Ramp is reopened as of Monday Morning.
January 24, 2017
Update 9:19 am PST Monday: "Clean up operations are complete. The California Incline has reopened," says the City Traffic Dept. by e mail.
Update, 4:34 pm PST Sunday: An e mail from the City of Santa Monica says: California Incline Closure due to weather conditions. Mud and Debris on roadway
California Incline was shutdown "until further notice" due to mud and debris from the bluffs falling on the Incline. This in a notice from the City of Santa Monica's traffic Dept. Why the City of Santa Monica needs its own traffic dept., is unclear, since the incline is a connection to a US Highway. The road reopened at 5 PM Friday, after crews cleared mud and debris. It was closed however, due to a third storm at 4:30 pm on Sunday.

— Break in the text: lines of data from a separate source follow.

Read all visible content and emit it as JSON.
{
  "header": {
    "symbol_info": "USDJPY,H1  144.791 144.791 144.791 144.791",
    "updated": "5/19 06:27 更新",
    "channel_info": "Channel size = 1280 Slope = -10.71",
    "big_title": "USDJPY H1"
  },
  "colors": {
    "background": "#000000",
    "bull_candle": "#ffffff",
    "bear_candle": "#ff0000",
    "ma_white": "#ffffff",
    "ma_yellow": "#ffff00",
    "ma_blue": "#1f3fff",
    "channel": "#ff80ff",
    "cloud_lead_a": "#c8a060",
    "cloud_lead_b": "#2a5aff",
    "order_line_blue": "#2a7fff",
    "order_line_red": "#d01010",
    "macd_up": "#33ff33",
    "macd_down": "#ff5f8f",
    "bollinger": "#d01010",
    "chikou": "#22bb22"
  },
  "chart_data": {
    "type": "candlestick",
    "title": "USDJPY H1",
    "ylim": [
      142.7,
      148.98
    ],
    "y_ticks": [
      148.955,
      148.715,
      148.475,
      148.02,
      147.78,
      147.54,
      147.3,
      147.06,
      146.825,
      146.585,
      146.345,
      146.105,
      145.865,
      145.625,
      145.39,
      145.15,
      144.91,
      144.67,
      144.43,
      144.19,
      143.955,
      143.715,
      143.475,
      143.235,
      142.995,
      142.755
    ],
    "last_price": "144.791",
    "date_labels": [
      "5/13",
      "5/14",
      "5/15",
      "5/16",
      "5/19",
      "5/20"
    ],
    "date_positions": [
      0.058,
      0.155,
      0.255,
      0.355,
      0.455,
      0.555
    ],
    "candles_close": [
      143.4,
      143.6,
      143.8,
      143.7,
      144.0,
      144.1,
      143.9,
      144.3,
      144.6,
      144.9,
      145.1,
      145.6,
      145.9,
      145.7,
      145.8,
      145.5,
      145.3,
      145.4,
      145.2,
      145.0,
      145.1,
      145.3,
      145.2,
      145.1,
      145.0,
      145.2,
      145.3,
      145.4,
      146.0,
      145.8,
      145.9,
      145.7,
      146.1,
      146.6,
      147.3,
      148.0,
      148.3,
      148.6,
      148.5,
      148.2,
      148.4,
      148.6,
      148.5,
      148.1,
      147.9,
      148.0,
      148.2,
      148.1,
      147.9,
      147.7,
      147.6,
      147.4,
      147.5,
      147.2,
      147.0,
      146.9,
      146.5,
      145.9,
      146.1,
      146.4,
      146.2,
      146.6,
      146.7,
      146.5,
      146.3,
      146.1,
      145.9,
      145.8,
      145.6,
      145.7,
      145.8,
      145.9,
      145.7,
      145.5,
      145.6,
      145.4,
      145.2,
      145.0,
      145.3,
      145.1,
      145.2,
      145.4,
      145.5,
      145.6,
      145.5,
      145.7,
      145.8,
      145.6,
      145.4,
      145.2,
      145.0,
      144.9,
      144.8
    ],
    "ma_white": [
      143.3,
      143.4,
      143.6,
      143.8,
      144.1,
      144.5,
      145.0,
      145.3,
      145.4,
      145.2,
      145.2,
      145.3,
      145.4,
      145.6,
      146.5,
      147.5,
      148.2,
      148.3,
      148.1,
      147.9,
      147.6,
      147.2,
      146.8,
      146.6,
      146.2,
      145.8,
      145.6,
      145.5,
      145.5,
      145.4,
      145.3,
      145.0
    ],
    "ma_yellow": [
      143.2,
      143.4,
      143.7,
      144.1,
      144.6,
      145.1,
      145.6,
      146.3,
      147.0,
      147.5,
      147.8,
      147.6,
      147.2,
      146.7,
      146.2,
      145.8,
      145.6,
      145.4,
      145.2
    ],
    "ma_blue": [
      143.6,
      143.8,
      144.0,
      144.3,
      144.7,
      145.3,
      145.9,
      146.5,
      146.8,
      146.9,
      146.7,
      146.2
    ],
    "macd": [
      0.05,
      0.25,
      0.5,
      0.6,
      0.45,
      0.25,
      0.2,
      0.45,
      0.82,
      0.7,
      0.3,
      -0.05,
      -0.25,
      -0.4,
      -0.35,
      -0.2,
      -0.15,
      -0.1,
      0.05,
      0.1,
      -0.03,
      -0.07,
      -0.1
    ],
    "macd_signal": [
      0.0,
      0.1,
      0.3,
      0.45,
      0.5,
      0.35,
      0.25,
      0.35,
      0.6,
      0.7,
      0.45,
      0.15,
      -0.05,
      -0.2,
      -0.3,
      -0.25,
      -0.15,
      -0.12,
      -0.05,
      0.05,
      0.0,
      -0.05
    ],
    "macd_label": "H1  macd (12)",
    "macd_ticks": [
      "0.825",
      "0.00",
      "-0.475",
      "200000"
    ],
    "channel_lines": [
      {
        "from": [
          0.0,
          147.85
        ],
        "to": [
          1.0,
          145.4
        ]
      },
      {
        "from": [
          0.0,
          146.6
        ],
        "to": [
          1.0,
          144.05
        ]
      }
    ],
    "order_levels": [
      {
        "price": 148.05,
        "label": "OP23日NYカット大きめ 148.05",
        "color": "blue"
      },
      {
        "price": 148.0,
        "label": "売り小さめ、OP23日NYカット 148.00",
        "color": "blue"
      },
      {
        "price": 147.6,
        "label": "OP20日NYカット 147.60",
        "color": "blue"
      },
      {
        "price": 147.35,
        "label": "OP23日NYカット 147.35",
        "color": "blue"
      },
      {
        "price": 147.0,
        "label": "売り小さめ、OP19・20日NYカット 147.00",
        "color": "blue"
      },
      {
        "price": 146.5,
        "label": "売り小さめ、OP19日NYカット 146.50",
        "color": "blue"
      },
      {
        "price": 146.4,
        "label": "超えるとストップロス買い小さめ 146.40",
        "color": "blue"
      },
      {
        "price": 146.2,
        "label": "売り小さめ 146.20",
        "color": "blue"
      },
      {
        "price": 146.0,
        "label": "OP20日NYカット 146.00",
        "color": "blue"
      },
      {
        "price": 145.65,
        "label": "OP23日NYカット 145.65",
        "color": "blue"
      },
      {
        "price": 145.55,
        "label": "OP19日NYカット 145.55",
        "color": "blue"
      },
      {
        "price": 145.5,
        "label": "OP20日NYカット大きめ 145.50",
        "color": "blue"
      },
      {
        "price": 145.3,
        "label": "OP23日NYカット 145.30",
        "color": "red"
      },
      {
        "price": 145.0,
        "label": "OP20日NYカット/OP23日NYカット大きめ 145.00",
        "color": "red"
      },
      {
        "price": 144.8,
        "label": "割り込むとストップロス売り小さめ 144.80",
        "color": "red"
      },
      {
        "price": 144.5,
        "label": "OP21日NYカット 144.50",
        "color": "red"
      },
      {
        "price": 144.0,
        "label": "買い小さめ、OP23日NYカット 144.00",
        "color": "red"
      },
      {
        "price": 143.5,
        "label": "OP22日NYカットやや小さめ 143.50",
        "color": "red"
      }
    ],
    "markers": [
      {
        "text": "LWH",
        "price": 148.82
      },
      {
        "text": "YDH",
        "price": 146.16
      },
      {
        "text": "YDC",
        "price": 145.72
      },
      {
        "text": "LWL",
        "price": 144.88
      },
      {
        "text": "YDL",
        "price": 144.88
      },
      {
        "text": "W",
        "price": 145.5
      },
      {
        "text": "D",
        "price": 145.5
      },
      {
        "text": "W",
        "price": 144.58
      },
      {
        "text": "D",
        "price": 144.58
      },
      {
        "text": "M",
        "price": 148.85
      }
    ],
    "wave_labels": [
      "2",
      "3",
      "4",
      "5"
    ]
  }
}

The California Incline was originally a walkway known as Sunset Trail, which was cut through the bluffs to provide beach access to pedestrians in 1896.
A roadway structure 1,400 feet in length was built in 1932. It links PCH with Ocean Avenue and California Avenue, bisecting Palisades Park. It begins at an intersection with Ocean Avenue and California Avenue, at the top of the Palisades, extending to PCH at the base of the bluffs. The 2015–16 reconstruction was only completed a few months ago.
The California Incline was identified as structurally deficient in the early 1990s. In 2007, the City of Santa Monica secured federal highway funds to replace the structure with one meeting current seismic standards.
The new bridge consists of a pile-supported reinforced concrete slab structure with a width of 51 feet 8 inches, an increase of 5 feet 8 inches over the previous structure.  The project cost $17 million, with 88.5% coming from federal funds and the balance from local funds. Construction began in April 2015 and took 17 months to complete. The roadway reopened to the public on September 1, 2016. The rebuilt structure includes wider sidewalks and bicycle lanes.
The California Incline has been featured in various films, including It's a Mad, Mad, Mad, Mad World (1963) and Knocked Up (2007). It was also portrayed in popular video game Grand Theft Auto V.